One obvious problem with this whole “how to like art” malarky is that you can’t say one thing and expect it to apply to everything. That would be racism. Against art. Well, not racism exactly. That would be a stupid thing to say. It would by analogy be racism. Against art. That’s never gonna read right. I need an editor.

This problem is incredibly hard to get past. If I say, for instance, that “Art should be Beautiful”, I’m immediately holding 100% of artworks created to that silly criterion. What do we do with Hans Bellmer or Matisse in this instance? Yes, there is some beauty in Bellmer, but not everyone is going to see his work as anything other than criminal. And Matisse may have given us a new way of seeing, feeling, and touching, but beauty isn’t necessarily the most obvious of adjectives. Either “Art should be Beautiful” is true, which would  annihilate the meaning of “beauty”; or it’s a different kind of true, annihilating the idea of “criteria.” Likewise if I say, “All Art is stimulating.” Maybe I expect art to be stimulating to this brain of mine (and how stimulating, and to what degree, and does Californication count?), but sometimes I want it just to be entertaining, or simply there, proof that other human beings exist and “get it.” I’ve said both things at one time or another, but if I take a book like Street of Crocodiles by Bruno Schulz, I find I can agree at times with the former and always with the latter. It just doesn’t work consistently.

[Clearly I’m expecting too much of language. Makes sense. I’m a writer after all. I expect a lot of myself as a father, too. Because I’m a father. It’s all super natural.]

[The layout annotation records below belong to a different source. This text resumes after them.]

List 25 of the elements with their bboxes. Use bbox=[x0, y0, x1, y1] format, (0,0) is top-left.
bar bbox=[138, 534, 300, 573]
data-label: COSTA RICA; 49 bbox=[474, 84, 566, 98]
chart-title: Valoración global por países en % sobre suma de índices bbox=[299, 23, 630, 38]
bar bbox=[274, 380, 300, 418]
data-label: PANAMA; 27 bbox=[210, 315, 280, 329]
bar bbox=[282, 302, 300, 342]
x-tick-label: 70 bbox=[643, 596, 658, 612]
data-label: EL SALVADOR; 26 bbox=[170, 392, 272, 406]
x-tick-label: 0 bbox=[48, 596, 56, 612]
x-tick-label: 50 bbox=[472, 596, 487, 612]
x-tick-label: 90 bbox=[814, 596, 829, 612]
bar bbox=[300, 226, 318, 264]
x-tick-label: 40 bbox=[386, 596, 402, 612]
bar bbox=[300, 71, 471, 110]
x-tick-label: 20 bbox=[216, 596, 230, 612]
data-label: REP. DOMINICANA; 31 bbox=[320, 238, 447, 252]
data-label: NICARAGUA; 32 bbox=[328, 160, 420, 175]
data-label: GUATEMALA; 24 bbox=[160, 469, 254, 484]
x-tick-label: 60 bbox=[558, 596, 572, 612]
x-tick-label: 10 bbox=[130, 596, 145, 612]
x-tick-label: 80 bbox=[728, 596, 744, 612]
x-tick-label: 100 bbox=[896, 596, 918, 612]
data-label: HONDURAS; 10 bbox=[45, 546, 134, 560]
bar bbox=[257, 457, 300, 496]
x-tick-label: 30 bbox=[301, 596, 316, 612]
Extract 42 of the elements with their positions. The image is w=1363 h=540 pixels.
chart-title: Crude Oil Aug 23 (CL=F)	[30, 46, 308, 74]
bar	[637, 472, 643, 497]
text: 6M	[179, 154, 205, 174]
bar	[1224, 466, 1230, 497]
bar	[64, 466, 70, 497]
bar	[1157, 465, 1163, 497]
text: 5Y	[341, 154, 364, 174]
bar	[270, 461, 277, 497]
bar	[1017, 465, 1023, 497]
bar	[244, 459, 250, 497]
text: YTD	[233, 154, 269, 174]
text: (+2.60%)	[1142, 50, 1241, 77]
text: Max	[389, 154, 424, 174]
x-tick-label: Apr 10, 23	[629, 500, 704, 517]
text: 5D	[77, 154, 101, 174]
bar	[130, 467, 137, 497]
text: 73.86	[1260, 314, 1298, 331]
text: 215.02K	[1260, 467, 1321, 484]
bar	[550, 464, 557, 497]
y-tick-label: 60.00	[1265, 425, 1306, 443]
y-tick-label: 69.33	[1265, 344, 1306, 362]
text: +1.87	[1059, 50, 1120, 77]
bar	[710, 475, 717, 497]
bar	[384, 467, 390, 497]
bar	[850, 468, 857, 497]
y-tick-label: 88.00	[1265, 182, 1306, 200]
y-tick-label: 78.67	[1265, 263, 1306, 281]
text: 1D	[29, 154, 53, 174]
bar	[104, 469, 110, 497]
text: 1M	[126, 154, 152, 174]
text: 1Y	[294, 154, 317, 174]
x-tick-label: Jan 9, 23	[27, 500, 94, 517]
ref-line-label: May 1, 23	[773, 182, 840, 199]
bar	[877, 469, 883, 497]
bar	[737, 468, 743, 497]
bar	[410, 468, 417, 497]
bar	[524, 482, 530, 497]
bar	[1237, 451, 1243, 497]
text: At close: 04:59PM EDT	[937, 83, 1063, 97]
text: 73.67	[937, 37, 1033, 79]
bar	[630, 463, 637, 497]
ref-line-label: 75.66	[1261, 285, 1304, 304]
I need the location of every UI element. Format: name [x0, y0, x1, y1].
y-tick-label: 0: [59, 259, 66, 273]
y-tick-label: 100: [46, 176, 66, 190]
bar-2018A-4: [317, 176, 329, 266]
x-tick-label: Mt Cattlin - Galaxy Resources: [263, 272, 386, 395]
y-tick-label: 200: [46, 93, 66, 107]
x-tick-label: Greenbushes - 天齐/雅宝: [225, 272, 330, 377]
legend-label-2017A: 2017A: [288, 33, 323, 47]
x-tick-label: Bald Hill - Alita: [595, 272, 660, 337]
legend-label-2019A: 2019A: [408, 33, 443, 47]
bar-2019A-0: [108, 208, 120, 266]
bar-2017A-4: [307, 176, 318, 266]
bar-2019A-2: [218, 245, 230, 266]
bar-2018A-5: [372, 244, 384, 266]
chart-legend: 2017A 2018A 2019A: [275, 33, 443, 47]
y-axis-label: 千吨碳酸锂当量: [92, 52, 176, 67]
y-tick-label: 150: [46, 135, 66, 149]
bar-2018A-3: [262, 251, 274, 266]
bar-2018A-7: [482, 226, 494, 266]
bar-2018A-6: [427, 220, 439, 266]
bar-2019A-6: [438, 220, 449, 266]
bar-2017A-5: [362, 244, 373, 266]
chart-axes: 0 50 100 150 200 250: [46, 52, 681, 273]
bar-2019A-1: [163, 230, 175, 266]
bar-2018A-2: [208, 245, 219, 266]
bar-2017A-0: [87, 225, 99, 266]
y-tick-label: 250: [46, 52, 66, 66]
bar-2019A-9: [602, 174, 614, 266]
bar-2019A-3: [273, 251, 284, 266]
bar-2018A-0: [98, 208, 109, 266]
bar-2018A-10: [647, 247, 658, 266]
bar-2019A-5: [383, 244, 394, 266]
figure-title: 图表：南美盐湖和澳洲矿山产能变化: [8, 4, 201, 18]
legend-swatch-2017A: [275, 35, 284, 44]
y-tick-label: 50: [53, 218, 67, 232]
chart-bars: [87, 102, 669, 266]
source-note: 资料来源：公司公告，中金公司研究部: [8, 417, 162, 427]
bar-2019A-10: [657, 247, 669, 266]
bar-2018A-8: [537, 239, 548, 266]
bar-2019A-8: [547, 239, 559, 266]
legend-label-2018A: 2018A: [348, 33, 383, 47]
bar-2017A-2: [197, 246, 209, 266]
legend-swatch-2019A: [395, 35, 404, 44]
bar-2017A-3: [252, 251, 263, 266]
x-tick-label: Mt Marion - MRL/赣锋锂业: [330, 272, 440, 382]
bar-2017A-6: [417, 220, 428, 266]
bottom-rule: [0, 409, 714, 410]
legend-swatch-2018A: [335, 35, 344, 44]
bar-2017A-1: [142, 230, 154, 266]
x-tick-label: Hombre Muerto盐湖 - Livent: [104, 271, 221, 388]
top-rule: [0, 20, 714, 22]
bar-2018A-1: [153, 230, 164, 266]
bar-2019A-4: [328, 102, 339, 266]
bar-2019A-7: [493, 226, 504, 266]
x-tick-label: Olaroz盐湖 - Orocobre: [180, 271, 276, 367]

So, when we generalize at all, we have to be willing to face the inherent danger: that the generalization may be limiting our experience of the thing we are generalizing about, ultimately limiting Life and cutting short our true experiences. I have tried with the first six Problems on this website to be fair to art (hell, I even defined art as “all creative output”—how freaking fair is that, I ask you). But have I?

It is so easy to generalize, so easy to hamstring millions of works by millions of people for the sake of a fancy phrase.